Isso traz a discussão da própria questão da construção de uma HQ, muitas pessoas ficam atentas apenas aos quadrinhos e aos dizeres dos personagens e esquecem que a arte não se trata de um complemento, mas de elemento fundamental, não como ilustração, mas como narrativa. Basta ler antigas revistas em que todas as ações eram mostradas na arte e descritas nos balões; era muito ruim, podem acreditar. Logo, imagine Monstros como um filme mudo, você vai compreender tudo, não precisa de alguém lhe falando tudo.

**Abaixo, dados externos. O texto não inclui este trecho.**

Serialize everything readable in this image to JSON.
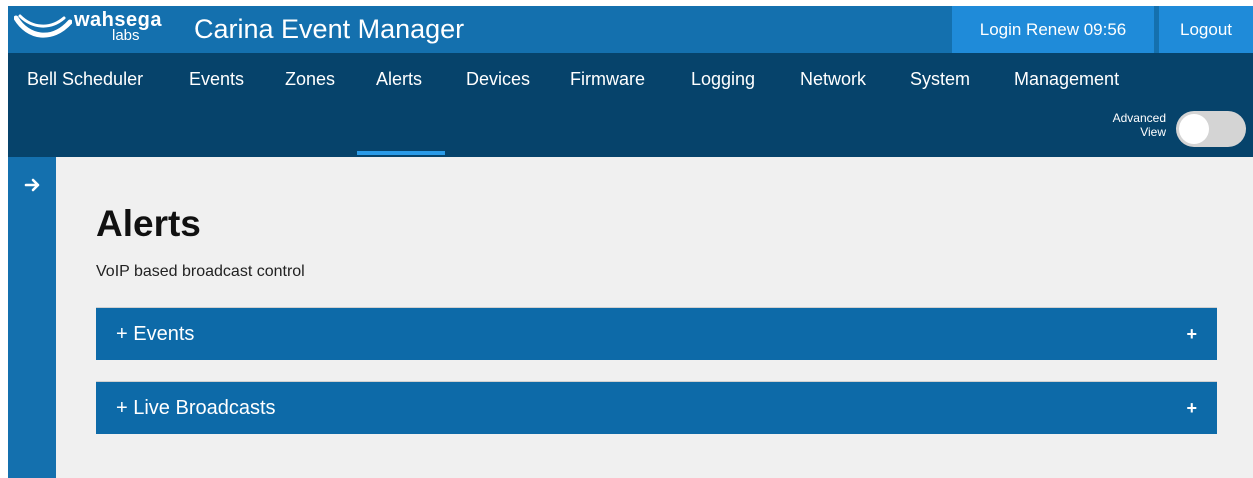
{
  "header": {
    "logo_line1": "wahsega",
    "logo_line2": "labs",
    "app_title": "Carina Event Manager",
    "login_renew": "Login Renew 09:56",
    "logout": "Logout"
  },
  "nav": {
    "items": [
      "Bell Scheduler",
      "Events",
      "Zones",
      "Alerts",
      "Devices",
      "Firmware",
      "Logging",
      "Network",
      "System",
      "Management"
    ],
    "active": "Alerts",
    "advanced_view_line1": "Advanced",
    "advanced_view_line2": "View",
    "advanced_view_on": false
  },
  "sidebar": {
    "toggle_icon": "arrow-right-icon"
  },
  "main": {
    "title": "Alerts",
    "subtitle": "VoIP based broadcast control",
    "panels": [
      {
        "label": "+ Events",
        "expand": "+"
      },
      {
        "label": "+ Live Broadcasts",
        "expand": "+"
      }
    ]
  },
  "colors": {
    "topbar": "#1470ae",
    "buttons": "#1f8bd9",
    "navbar": "#06436b",
    "active_underline": "#2a9be8",
    "panel": "#0d6aa8",
    "background": "#f0f0f0"
  }
}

Além da narrativa gráfica, que é o ponto mais importante, o gibi se destaca pela quantidade de referências à cidade de Santos, à cultura pop e à cultura brasileira de forma geral. É interessante vermos partes da cidade como o calçadão, o porto de Santos e o Museu de Pesca serem retratados na passagem dos monstros pela cidade. Também é interessante a quantidade de referências que demonstra a própria personalidade e gostos do autor, como o símbolo do “Norusca”, tradicional time da cidade de Bauru; o símbolo da banda Ultraje a Rigor, que se faz presente em um dado momento e o mais legal neste sentido: o encontro do caçador de monstros com seus três amigos que são a caricatura do Roger (Ultraje a Rigor), Flea (Red Hot Chili Peppers) e Bi Ribeiro (Paralamas do Sucesso). Já a cultura popular é representada por referências como os “causos de pescador”, o ápice da cultura de buteco, o expoente maior do exótico, o símbolo de um local e dos vitoriosos que conseguiram sobrepujá-lo: o ovo colorido de bar (que tem um importante papel na trama). Várias referências são apresentadas, com destaque também para os seriados japoneses, inspiração primeira da HQ.

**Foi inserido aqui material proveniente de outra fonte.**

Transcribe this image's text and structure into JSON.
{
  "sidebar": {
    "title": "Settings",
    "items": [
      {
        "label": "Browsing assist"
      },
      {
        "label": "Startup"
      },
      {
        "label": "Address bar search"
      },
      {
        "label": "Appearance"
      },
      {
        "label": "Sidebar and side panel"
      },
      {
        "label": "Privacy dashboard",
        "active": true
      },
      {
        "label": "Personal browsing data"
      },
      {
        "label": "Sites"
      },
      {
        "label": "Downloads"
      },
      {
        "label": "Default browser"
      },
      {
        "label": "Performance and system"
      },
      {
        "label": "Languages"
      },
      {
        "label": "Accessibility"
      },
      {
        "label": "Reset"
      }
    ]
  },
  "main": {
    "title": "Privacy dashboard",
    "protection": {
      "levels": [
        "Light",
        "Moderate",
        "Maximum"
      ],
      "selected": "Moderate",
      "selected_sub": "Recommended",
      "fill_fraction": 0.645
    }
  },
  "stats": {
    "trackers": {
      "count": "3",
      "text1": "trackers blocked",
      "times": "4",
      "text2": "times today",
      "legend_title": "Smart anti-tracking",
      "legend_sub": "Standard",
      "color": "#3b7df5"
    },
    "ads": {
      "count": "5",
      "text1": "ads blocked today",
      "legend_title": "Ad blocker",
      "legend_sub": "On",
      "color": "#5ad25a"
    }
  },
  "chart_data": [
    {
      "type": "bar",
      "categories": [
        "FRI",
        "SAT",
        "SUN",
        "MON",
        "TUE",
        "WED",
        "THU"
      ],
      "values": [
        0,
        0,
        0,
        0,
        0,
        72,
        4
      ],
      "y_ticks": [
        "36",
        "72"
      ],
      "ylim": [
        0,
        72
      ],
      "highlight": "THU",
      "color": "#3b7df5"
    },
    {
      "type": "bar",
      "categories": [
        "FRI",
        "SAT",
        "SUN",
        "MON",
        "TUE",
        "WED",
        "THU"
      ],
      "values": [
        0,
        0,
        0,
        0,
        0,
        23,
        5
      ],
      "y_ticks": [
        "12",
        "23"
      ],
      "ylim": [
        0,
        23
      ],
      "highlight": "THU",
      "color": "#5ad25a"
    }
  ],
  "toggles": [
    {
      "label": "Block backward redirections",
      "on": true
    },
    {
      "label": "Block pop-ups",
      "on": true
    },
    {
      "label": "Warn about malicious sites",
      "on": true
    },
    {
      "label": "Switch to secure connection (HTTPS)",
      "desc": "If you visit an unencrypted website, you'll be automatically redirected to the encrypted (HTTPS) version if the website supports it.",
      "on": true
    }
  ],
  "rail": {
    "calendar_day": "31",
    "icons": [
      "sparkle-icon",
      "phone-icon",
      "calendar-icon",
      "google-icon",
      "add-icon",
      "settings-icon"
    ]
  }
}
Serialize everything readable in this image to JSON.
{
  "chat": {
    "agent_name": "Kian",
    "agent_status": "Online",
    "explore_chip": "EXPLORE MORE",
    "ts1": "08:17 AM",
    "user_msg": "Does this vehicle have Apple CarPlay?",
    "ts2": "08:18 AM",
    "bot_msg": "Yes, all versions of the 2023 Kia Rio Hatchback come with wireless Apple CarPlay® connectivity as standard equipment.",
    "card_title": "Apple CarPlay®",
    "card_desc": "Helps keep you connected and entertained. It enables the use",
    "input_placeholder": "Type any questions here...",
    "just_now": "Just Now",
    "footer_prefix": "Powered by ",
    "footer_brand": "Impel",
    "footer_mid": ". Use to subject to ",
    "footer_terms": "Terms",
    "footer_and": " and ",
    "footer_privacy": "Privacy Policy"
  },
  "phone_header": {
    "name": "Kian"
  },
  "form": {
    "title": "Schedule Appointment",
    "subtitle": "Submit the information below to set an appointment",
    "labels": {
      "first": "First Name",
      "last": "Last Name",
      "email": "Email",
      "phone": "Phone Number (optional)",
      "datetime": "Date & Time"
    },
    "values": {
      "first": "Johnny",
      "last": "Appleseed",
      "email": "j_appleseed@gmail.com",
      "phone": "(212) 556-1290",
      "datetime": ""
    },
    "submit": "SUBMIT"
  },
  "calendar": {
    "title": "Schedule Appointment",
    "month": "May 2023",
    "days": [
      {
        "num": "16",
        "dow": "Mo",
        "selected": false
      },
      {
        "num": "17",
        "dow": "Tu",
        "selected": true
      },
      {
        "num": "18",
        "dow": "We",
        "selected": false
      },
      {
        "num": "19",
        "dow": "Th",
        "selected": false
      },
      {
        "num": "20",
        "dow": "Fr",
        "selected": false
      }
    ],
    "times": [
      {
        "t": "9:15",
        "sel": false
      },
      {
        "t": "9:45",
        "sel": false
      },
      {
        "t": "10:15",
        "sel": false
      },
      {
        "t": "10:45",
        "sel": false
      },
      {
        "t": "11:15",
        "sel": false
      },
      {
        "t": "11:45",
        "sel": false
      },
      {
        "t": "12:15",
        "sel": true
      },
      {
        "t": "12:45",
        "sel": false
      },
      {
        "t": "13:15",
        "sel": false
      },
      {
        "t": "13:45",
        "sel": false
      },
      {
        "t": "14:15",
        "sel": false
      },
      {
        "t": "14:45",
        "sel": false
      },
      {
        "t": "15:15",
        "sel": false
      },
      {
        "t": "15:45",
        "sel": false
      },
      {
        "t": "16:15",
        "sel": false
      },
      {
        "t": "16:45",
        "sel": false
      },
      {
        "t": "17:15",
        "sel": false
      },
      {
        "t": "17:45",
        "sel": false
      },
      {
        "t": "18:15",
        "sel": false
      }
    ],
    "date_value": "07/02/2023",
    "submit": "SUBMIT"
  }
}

Enfim, vale muito a pena, mais do que recomendado o gibi de Gustavo Duarte, que se trata de um dos maiores nesta nova geração de quadrinistas brasileiros que estão se destacando no mercado. E, ao ler o gibi e comprovar toda a capacidade do autor, penso que (em tom de desabafo) deve ter acontecido alguma interferência para que Pavor Espaciar fosse tão meia boca. Mas, procurem, leiam! Monstros é muito bom.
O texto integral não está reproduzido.